If it doesn't inspire you to think more deeply about your own retirement assumptions, then at the very least, it should help you evaluate if the salesperson you're sitting across from knows what he or she is talking about the next time hunting RRSP season rolls around.

---

Whew! We're almost done with this series - and good thing, too, because I want to write about mutual fund fees, or embedded commissions, or anything other than retirement, really.If you're just starting with me, you can read the rest of the series here:

My next (and last) post of the series will help you work out an action plan for the three possible outcomes of Fun With Retirement Calcuators: you aren't saving enough, you're in great shape, or you don't know what the hell you're doing.
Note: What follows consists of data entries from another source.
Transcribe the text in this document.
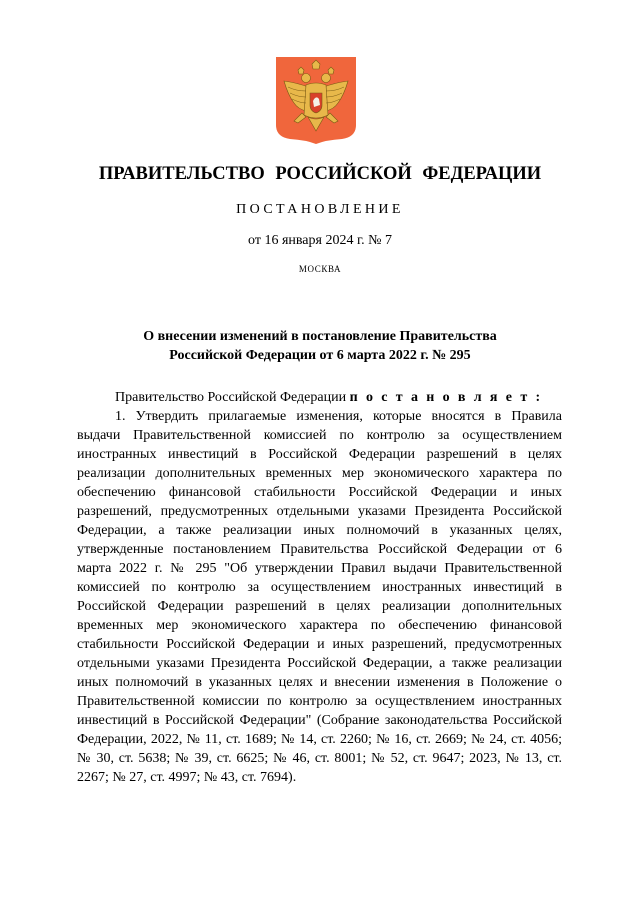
ПРАВИТЕЛЬСТВО РОССИЙСКОЙ ФЕДЕРАЦИИ
ПОСТАНОВЛЕНИЕ
от 16 января 2024 г. № 7
МОСКВА
О внесении изменений в постановление Правительства
Российской Федерации от 6 марта 2022 г. № 295

Правительство Российской Федерации п о с т а н о в л я е т :

1. Утвердить прилагаемые изменения, которые вносятся в Правила выдачи Правительственной комиссией по контролю за осуществлением иностранных инвестиций в Российской Федерации разрешений в целях реализации дополнительных временных мер экономического характера по обеспечению финансовой стабильности Российской Федерации и иных разрешений, предусмотренных отдельными указами Президента Российской Федерации, а также реализации иных полномочий в указанных целях, утвержденные постановлением Правительства Российской Федерации от 6 марта 2022 г. № 295 "Об утверждении Правил выдачи Правительственной комиссией по контролю за осуществлением иностранных инвестиций в Российской Федерации разрешений в целях реализации дополнительных временных мер экономического характера по обеспечению финансовой стабильности Российской Федерации и иных разрешений, предусмотренных отдельными указами Президента Российской Федерации, а также реализации иных полномочий в указанных целях и внесении изменения в Положение о Правительственной комиссии по контролю за осуществлением иностранных инвестиций в Российской Федерации" (Собрание законодательства Российской Федерации, 2022, № 11, ст. 1689; № 14, ст. 2260; № 16, ст. 2669; № 24, ст. 4056; № 30, ст. 5638; № 39, ст. 6625; № 46, ст. 8001; № 52, ст. 9647; 2023, № 13, ст. 2267; № 27, ст. 4997; № 43, ст. 7694).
*I'm sure you've heard the term "balanced portfolio" before, especially if someone ever geeked out over an Andex Chart in front of you. Generally speaking, it's financial short form for a portfolio that has the classic 60%/40% split between equities and fixed income (held directly or as mutual funds or ETFs)

**Most Canadian calculators still default to retirement at age 65, which will gradually change to 67 as changes to Old Age Security are gradually introduced.